= Margaret Beznak =

Hungarian-born Canadian medical researcher

Margaret Beznak (1914 – January 21, 1999) was a Hungarian-born Canadian medical researcher and chair of the physiology department at the University of Ottawa. Beznak research heart physiology, particularly enlargement and was an excellent teacher at the university medical school. She achieved a number of firsts for women in Canada, notably serving on the university Board of Governors.

==Early life==
Margaret Hortobagyi was born in Hungary, the daughter of Béla and Margaret Hortobagyi. Both of her parents were medical doctors; her father was Chief of Surgery at a hospital in Budapest. Her brother also became a doctor.
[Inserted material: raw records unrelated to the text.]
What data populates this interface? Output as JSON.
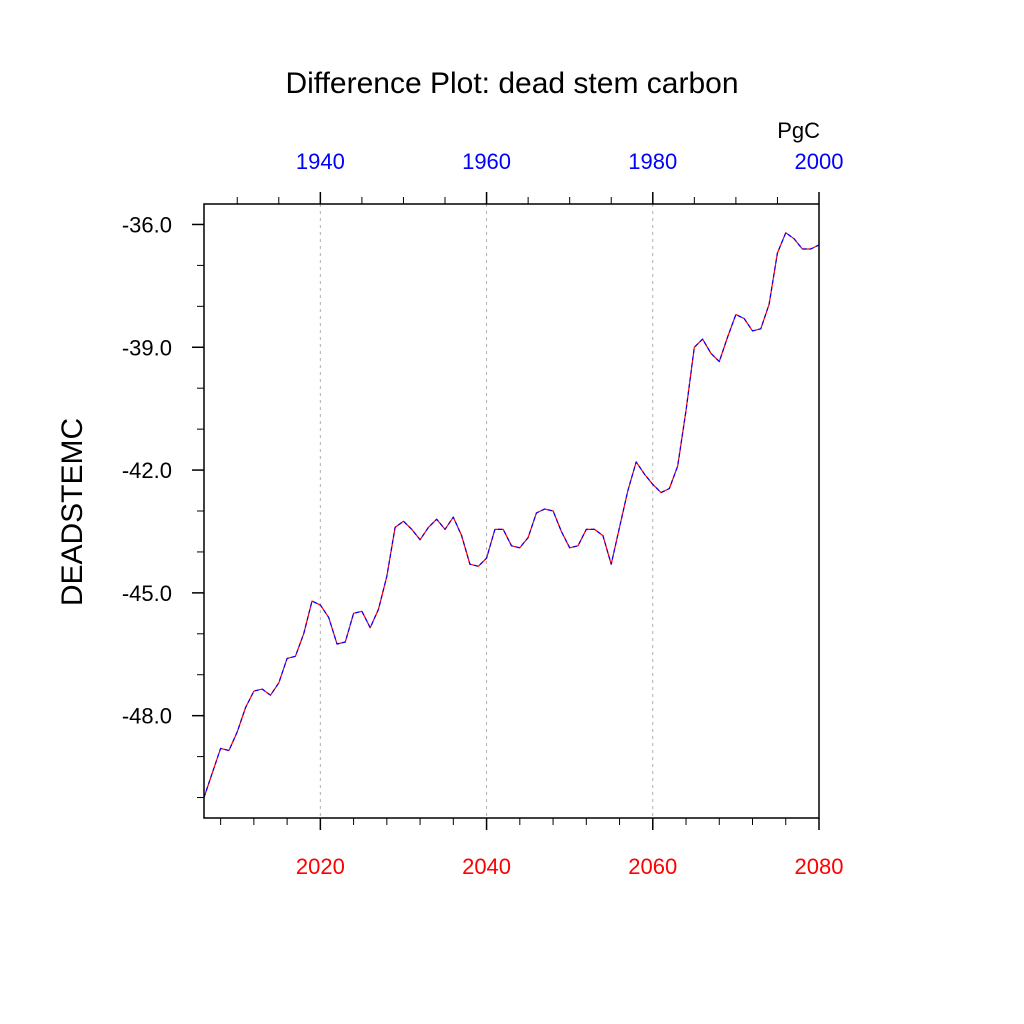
{
  "chart_data": {
    "type": "line",
    "title": "Difference Plot: dead stem carbon",
    "units": "PgC",
    "ylabel": "DEADSTEMC",
    "xlabel": "",
    "xlim": [
      2006,
      2080
    ],
    "ylim": [
      -50.5,
      -35.5
    ],
    "bottom_axis": {
      "color": "#ff0000",
      "ticks": [
        2020,
        2040,
        2060,
        2080
      ],
      "labels": [
        "2020",
        "2040",
        "2060",
        "2080"
      ]
    },
    "top_axis": {
      "color": "#0000ff",
      "ticks": [
        1940,
        1960,
        1980,
        2000
      ],
      "labels": [
        "1940",
        "1960",
        "1980",
        "2000"
      ],
      "offset_years": 80
    },
    "y_axis": {
      "ticks": [
        -36.0,
        -39.0,
        -42.0,
        -45.0,
        -48.0
      ],
      "labels": [
        "-36.0",
        "-39.0",
        "-42.0",
        "-45.0",
        "-48.0"
      ]
    },
    "grid": "vertical dashed at major x ticks",
    "series": [
      {
        "line_colors": [
          "#ff0000",
          "#0000ff"
        ],
        "x": [
          2006,
          2007,
          2008,
          2009,
          2010,
          2011,
          2012,
          2013,
          2014,
          2015,
          2016,
          2017,
          2018,
          2019,
          2020,
          2021,
          2022,
          2023,
          2024,
          2025,
          2026,
          2027,
          2028,
          2029,
          2030,
          2031,
          2032,
          2033,
          2034,
          2035,
          2036,
          2037,
          2038,
          2039,
          2040,
          2041,
          2042,
          2043,
          2044,
          2045,
          2046,
          2047,
          2048,
          2049,
          2050,
          2051,
          2052,
          2053,
          2054,
          2055,
          2056,
          2057,
          2058,
          2059,
          2060,
          2061,
          2062,
          2063,
          2064,
          2065,
          2066,
          2067,
          2068,
          2069,
          2070,
          2071,
          2072,
          2073,
          2074,
          2075,
          2076,
          2077,
          2078,
          2079,
          2080
        ],
        "y": [
          -50.0,
          -49.4,
          -48.8,
          -48.85,
          -48.4,
          -47.8,
          -47.4,
          -47.35,
          -47.5,
          -47.2,
          -46.6,
          -46.55,
          -46.0,
          -45.2,
          -45.3,
          -45.6,
          -46.25,
          -46.2,
          -45.5,
          -45.45,
          -45.85,
          -45.4,
          -44.6,
          -43.4,
          -43.25,
          -43.45,
          -43.7,
          -43.4,
          -43.2,
          -43.45,
          -43.15,
          -43.6,
          -44.3,
          -44.35,
          -44.15,
          -43.45,
          -43.45,
          -43.85,
          -43.9,
          -43.65,
          -43.05,
          -42.95,
          -43.0,
          -43.5,
          -43.9,
          -43.85,
          -43.45,
          -43.45,
          -43.6,
          -44.3,
          -43.4,
          -42.5,
          -41.8,
          -42.1,
          -42.35,
          -42.55,
          -42.45,
          -41.9,
          -40.55,
          -39.0,
          -38.8,
          -39.15,
          -39.35,
          -38.75,
          -38.2,
          -38.3,
          -38.6,
          -38.55,
          -37.95,
          -36.7,
          -36.2,
          -36.35,
          -36.6,
          -36.6,
          -36.5
        ]
      }
    ]
  }
}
Margaret Hortobagyi studied medicine at the University of Budapest, earning her medical degree in 1939.

==Career==
Margaret Beznak and her husband were physiologists in Budapest until they left in 1948. They first went to Stockholm, and then to Birmingham, England, where she had a grant for her research from the Medical Research Council of Great Britain. Beznak's research focused on the causes of heart disease with the aim of prevention over treatment.

The Beznaks relocated to Ottawa in 1953, and Margaret joined the staff at the University of Ottawa soon after. She became an assistant professor there in 1956. When Aladar Beznak died in 1959, she was appointed to succeed him as department head in physiology. In 1964 Beznak received the Excellence in Research Award from the University of Ottawa.

Beznak also held the post of Vice Dean at the university, and represented the medical school faculty in the faculty senate. In 1968, she was the first woman in Canada elected to serve on the university's Board of Governors. She served as Vice Dean and Acting Dean, becoming the first woman to do so at University of Ottawa.

In 1970, she was succeeded as department chair by another Hungarian-trained physiologist, Geza Hetenyi. Upon Beznak's retirement in 1979, she was granted Emeritus Professor status.

==Personal life==
Margaret married Aladar B. L. Beznak, a fellow physiologist, in Hungary. The couple left Hungary in 1948, on foot, with only one bag of belongings. She was widowed when he died in 1959.

Margaret Beznak died in 1999, after years with Alzheimer's disease.